Issue with GPU Autotune script | Cpu working fine


I am following this tutorial:

I am having trouble implementing the get_network method.
For CPU i am using the following to load from mxnet but for GPU i am confused.

def get_network(name, batch_size):
prefix,epoch = “/opt/models/model”,0
sym, arg_params, aux_params = mx.model.load_checkpoint(prefix, epoch)
opt_level = 3
nnvm_sym, nnvm_params = nnvm.frontend.from_mxnet(sym, arg_params, aux_params)
input_shape = (batch_size, 3, 224, 224)
output_shape = (batch_size, 1024)
return nnvm_sym, nnvm_params, input_shape, output_shape

What is similar code for GPU ?


Maybe you can try to load the model from Relay? Following this tutorial that can easily specify the target for your tuning tasks.


Thanks for replying.

I was able to run the Autotuning but why is it that auto tuning models are faster on CPU than GPU ?
For the same model;

XGB Tuner (CPU): 3.5ms
XGB Tuner on (GPU) 1080TI : 19.5ms

Is the GPU tuning not optimized yet or am i missing something ?

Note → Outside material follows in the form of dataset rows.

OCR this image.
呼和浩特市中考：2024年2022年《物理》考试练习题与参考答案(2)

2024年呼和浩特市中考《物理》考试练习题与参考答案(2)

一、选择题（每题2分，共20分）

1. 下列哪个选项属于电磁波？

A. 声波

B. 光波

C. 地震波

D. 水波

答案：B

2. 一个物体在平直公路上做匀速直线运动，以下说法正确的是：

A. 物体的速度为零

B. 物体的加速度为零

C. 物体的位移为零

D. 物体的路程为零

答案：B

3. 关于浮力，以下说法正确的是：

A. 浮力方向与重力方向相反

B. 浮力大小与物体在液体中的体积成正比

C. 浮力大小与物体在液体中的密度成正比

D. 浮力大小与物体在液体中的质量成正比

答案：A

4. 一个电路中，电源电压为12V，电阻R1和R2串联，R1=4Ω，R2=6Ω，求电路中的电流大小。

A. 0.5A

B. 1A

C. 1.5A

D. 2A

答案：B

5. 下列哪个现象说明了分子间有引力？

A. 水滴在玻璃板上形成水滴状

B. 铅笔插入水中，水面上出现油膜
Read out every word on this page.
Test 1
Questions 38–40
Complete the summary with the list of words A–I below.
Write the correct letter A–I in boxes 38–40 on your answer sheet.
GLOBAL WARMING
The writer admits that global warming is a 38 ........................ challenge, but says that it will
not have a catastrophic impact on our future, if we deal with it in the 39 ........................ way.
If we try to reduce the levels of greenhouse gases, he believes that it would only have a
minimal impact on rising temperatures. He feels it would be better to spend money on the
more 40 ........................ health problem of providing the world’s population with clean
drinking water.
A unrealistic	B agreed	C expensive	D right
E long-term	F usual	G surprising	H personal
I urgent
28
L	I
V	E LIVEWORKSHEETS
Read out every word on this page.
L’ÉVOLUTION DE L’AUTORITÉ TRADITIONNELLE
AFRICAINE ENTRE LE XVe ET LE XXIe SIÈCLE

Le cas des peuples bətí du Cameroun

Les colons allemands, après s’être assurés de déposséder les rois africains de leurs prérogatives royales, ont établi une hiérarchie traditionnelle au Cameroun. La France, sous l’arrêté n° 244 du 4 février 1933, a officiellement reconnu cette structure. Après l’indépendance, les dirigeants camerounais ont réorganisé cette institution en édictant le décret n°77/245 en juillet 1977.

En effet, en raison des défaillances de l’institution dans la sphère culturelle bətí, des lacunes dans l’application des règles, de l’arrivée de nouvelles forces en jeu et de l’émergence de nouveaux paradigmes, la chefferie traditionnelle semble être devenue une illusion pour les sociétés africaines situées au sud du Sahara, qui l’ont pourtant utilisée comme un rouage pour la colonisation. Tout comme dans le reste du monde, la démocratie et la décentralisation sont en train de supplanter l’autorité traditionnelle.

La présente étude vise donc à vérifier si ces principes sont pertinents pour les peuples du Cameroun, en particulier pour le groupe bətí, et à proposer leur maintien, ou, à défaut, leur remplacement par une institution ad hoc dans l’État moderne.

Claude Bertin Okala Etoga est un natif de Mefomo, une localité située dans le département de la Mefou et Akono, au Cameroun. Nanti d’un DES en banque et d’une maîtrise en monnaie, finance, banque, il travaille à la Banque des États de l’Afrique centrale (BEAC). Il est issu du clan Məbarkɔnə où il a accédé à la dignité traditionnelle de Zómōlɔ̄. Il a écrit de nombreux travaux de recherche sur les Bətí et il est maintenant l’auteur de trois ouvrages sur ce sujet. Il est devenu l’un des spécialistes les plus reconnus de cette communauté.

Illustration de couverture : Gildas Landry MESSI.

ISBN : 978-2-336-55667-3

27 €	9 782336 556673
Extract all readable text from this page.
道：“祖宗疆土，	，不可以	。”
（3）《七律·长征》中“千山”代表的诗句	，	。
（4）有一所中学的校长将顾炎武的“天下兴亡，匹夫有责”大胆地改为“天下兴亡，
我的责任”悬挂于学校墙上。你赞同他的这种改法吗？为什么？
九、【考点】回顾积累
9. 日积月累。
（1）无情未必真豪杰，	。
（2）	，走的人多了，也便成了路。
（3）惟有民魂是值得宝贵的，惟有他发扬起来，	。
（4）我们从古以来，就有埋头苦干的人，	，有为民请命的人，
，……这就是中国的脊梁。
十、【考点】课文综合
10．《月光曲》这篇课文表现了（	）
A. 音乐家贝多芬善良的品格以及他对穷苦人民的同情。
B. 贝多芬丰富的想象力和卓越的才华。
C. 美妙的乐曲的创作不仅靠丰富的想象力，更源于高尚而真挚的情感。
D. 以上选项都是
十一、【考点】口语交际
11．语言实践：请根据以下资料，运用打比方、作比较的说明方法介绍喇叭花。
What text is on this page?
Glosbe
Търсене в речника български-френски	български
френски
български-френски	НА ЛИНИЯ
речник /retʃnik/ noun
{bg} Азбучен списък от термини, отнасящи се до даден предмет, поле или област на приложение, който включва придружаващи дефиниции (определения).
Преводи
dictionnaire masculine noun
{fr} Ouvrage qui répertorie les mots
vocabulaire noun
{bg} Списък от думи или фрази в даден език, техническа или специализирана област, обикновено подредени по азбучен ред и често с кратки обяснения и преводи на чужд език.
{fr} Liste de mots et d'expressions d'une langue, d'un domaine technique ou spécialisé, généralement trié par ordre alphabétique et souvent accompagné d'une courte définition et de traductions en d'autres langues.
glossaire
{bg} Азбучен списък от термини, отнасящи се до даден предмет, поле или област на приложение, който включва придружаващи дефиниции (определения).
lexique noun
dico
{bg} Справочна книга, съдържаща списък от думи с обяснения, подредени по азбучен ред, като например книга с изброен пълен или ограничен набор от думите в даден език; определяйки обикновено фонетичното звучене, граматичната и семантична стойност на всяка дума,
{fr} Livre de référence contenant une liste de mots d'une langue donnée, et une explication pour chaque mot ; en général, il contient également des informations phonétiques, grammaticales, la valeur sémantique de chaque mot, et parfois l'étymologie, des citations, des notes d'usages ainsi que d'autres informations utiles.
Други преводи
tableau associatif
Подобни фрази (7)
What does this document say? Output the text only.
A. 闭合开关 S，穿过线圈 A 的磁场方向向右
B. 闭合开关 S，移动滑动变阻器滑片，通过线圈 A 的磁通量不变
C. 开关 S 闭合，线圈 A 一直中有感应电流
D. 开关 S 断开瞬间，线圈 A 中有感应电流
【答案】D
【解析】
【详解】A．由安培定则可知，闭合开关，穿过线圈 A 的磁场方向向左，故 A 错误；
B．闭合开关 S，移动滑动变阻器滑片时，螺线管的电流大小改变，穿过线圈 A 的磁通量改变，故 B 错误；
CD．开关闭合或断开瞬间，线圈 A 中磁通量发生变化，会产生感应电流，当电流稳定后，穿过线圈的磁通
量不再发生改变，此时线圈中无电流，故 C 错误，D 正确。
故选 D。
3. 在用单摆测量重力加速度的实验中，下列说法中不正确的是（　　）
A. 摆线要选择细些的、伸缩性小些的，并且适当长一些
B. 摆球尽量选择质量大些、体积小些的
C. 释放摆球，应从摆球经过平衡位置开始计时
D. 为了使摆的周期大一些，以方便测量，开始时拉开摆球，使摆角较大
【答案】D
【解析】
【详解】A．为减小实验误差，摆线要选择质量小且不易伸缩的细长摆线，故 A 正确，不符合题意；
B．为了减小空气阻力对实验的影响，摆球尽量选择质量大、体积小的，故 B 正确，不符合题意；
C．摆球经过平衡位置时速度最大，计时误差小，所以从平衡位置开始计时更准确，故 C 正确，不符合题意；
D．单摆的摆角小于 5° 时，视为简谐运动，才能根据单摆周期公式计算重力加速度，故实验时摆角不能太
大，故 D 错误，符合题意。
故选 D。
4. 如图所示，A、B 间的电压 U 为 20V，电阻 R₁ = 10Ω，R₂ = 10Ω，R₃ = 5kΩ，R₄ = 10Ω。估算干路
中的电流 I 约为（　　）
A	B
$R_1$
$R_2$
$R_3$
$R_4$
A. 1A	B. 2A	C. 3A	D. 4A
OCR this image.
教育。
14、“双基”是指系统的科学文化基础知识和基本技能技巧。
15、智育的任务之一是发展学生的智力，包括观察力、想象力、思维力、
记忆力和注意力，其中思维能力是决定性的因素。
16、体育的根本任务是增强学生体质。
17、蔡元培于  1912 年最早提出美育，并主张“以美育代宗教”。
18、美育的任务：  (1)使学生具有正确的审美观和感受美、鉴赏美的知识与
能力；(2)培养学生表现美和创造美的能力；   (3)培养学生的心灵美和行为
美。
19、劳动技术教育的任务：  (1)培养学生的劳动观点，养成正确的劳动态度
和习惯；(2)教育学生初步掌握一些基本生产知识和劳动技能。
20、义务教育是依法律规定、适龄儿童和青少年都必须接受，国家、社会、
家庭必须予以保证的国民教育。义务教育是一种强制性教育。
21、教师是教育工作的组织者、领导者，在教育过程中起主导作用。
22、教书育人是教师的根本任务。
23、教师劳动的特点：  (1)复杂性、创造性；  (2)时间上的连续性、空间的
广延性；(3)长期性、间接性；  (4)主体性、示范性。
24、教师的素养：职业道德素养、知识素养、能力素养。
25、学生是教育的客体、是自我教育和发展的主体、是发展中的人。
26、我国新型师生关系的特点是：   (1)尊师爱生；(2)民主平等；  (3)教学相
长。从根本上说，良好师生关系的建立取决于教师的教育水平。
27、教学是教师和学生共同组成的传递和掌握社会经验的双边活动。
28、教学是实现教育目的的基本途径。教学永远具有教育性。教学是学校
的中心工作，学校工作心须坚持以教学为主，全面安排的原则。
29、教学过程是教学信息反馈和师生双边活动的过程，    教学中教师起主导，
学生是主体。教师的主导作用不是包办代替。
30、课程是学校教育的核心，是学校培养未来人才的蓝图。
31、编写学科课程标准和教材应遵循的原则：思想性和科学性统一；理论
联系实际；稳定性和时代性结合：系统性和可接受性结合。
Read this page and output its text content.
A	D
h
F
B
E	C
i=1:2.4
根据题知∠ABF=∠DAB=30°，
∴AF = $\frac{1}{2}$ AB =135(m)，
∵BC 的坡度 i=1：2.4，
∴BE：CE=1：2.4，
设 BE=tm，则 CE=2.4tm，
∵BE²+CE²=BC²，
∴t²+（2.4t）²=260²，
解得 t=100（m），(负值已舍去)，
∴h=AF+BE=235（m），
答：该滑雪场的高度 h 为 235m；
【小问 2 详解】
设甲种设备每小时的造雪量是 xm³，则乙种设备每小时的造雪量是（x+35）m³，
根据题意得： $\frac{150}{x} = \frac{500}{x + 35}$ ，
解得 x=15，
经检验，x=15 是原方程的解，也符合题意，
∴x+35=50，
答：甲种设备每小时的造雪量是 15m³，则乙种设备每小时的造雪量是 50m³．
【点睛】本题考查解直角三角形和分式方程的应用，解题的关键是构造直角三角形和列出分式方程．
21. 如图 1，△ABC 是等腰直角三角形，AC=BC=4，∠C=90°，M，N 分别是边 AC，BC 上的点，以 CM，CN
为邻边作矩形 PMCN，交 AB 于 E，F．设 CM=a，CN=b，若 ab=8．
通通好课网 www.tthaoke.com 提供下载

It’s possible if you set the same tuning time for both platforms, as the tuning space for GPU is usually much larger than CPU. If you want, you could dive into the scheduling and tuning space implementation in TOPI and refine the tuning space to make it more efficient. For example, here is the conv2d implementation in TOPI.

In addition, another straightforward solution to achieve high performance on GPU is enabling cuDNN. To do so, first make sure you set USE_CUDNN to ON when building TVM, and then specify the target as “cuda -libs=cudnn”. The detail can be found here.


CUDNN is already enabled in TVM.
I am just optimizing resnet 100.

How fast would the GPU be ? Would it be able to beat CPU numbers by a huge margin ?